タイトル画像は、2011年1月。南三陸町で開催された寒だら祭りのようす
酒田の友人は、2011年4月から開催されていた南三陸復幸市に、出店していました。
その復幸市は、震災前から「ぼうさい朝市ネットワーク」でつながっていたメンバーが、震災直後、神戸から駆け付け、開催にこぎつけたものでした。
震災前、南三陸まちづくり海社として、ぼうさい朝市ネットワークに加入し、活動していたのが昆野慶弥さんでした。
昆野さんは、「地方の小さな町は、全国のまちづくり仲間や商売仲間とつながり、お互いに協力し合うことが大事だ」と話していました。
私とは、2010年秋から2011年冬にかけて、青森県田子町の商店街活性化の講師として、毎月、田子に通っていました。
田子と南三陸も交流しながら、商店街活性化を仕掛けていこう。
そんな話をしながら、2011年1月、南三陸寒だら祭りでは、田子のにんにくを販売したり、にんにくとタコを使った料理を考案したりしました。

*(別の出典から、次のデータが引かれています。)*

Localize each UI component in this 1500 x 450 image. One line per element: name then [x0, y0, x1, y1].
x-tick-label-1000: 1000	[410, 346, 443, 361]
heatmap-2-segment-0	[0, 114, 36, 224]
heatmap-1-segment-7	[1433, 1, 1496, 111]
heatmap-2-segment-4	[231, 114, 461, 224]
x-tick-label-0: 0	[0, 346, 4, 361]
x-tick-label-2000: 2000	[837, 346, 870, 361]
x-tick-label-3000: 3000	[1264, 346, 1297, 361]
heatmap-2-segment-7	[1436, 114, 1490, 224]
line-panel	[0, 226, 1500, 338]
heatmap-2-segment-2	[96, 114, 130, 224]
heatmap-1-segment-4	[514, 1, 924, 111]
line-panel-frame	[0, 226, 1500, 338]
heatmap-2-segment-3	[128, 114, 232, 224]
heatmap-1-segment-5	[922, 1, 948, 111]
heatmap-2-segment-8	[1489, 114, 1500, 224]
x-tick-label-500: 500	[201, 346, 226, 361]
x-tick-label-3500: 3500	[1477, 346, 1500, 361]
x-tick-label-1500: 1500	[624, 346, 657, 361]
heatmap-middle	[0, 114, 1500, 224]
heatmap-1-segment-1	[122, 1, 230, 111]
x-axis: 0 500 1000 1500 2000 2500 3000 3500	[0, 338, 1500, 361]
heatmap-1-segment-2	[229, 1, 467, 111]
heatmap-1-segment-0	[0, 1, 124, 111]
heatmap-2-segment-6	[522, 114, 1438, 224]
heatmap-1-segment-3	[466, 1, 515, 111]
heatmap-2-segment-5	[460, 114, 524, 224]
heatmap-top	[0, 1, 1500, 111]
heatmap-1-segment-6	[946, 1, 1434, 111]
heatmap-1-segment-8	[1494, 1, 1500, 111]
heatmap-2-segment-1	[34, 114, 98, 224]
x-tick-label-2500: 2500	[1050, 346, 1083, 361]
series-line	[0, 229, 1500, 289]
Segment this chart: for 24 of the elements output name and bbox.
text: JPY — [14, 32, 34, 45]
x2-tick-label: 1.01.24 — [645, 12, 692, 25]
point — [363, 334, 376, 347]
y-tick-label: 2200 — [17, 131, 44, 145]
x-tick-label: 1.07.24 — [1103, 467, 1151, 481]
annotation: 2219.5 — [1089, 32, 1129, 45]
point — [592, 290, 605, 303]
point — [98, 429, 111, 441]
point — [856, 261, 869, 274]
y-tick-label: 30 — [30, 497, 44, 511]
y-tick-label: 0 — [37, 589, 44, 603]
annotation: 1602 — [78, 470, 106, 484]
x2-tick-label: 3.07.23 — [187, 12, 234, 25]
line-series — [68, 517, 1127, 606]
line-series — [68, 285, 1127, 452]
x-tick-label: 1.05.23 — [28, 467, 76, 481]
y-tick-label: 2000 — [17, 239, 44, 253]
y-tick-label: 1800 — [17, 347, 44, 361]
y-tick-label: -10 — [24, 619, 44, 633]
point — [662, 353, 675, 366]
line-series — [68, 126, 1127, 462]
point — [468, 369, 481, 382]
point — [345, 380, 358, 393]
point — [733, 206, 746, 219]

この寒だら祭りも、もともとは、ぼうさい朝市ネットワークのメンバーである酒田で開催されていた取り組みを、昆野さんが参考にしたものでした。
2011年2月。
田子を訪れた昆野さんと私は、雪を使った雪灯篭の美しさに心を奪われました。
それぞれの地域の風土を活かした、地域づくりを、これからも続けていこう。
田子の人たちからは、「にんにくの収穫時期である6月に、また遊びに来てね」と声をかけてもらい、
再会を、信じて疑いませんでした。
2011年3月11日。
昆野さんは、帰らぬ人となってしまいました。
その後、ボランティアとして南三陸に通い、地域のみなさんに寄り添う中で、
いま、真弓さんとともに、防災風呂敷のプロジェクトに取り組んでいます。
そして・・・
酒田の友人との再会は、昆野さんとのご縁を、あらためて思い出させてくれました。
ばらばらだった出来事が、時間をこえて、ひとつの線になっていく。
酒田のみなさんのもとへ
WA ROCKをお届けしました。
想いをのせて、また誰かのもとへ届くように。